Davalı vekili; müvekkil bankanın bir kez bile yenilenmeyen hayat sigortasında dolayı kusurlu kabul edilmesi mümkün olmadığını, müterafik bir kusurun varlığının kabulü halinde davacılar murisinin ağır kusurlu olduğunun kabulü gerektiğini, müvekkil bankanın sözleşme kapsamında veya yasal olarak hayat sigortası yaptırma/yenileme sorumluluğu olmadığını, sabit faizli konut destek kredisi sözleşme öncesi bilgi formunun sigortaya ilişkin açıklama başlıklı 3. maddesinde hayat sigortasının yapılmasının zorunlu olmadığının belirtildiğini, murisin hayat sigortası yaptırma ve sözleşme sürecinde devam ettirmek zorunluluğu olmadığını, davacı mirasçıların, murisin hak ve borçlarına halef olup bu kapsamda murisin müvekkil bankaya olan borç ve risklerinden sorumlu olduğunu savunarak kararın bozulmasını istemiştir.
C. Gerekçe
1. Uyuşmazlık ve Hukuki Nitelendirme
Uyuşmazlık, 6502 sayılı Tüketicinin Korunması Hakkında Kanun gereği konut kredisi sözleşmesi kapsamında hayat sigortasının yenilenmemesi sebebiyle bakiye kredi borcundan dolayı borçlu olmadıklarının tespiti ve taşınmaz üzerinde bulunan ipoteğin kaldırılması istemine ilişkindir.
2. İlgili Hukuk
1. 04.02.1959 tarihli ve 13/5 sayılı ile 09.05.1960 tarihli ve 21/9 sayılı Yargıtay İçtihadı Birleştirme Kararları.
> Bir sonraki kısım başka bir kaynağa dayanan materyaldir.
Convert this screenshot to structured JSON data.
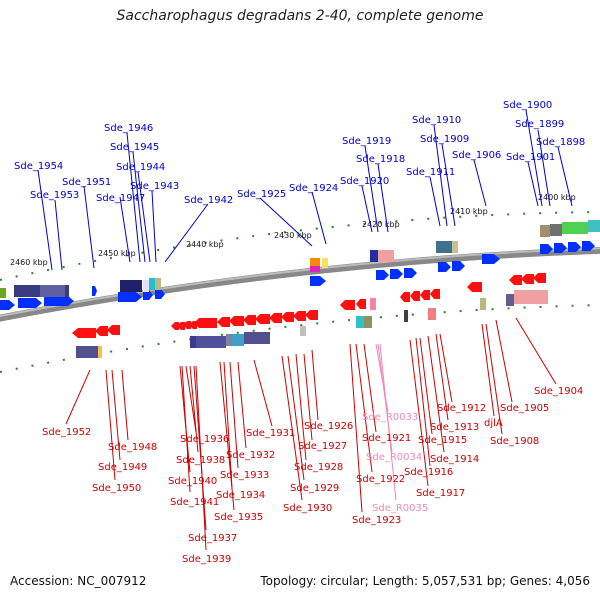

2. 10.17.1.2009 tarihli Resmi Gazetede yayınlanarak, 1.2.2009 tarihinde yürürlüğe giren, “Bireysel Kredilerde Bağlantılı Sigortalar uygulama Esasları Yönetmeliği” yenileme ve bildirim başlıklı 12 nci maddesi.
3. Değerlendirme
Temyizen incelenen mahkeme kararının bozmaya uygun olduğu, kararda ve kararın gerekçesinde hukuk kurallarının somut olaya uygulanmasında bir isabetsizlik bulunmadığı, özellikle davalı bankanın hayat sigortasının yenilenmesi için murise bildirimde bulunmaması ve davacılar murisinin de hayat sigortasının yenilenmesi talebinde bulunmaması değerlendirildiğinde tarafların müterafik kusurlu oldukları anlaşılmakla; taraf vekillerinin temyiz dilekçelerinin reddiyle, usul ve yasaya uygun hükmün onanmasına karar vermek gerekmiştir.
VI. KARAR
Açıklanan sebeplerle;
Temyiz olunan Mahkeme kararının 6100 sayılı Hukuk Muhakemeleri Kanunu'nun Geçici 3 üncü maddesi atfıyla 1086 sayılı Hukuk Usulü Muhakemeleri Kanunu'nun (1086 sayılı Kanun) 439 uncu maddesi uyarınca ONANMASINA,
Aşağıda yazılı bakiye temyiz harcının temyiz eden davalıya yükletilmesine
1086 sayılı Kanun'un 440 ıncı maddesi gereğince karar düzeltme yolu kapalı olmak üzere,
Dosyanın Mahkemesine gönderilmesine,
02.12.2024 tarihinde oy birliğiyle karar verildi.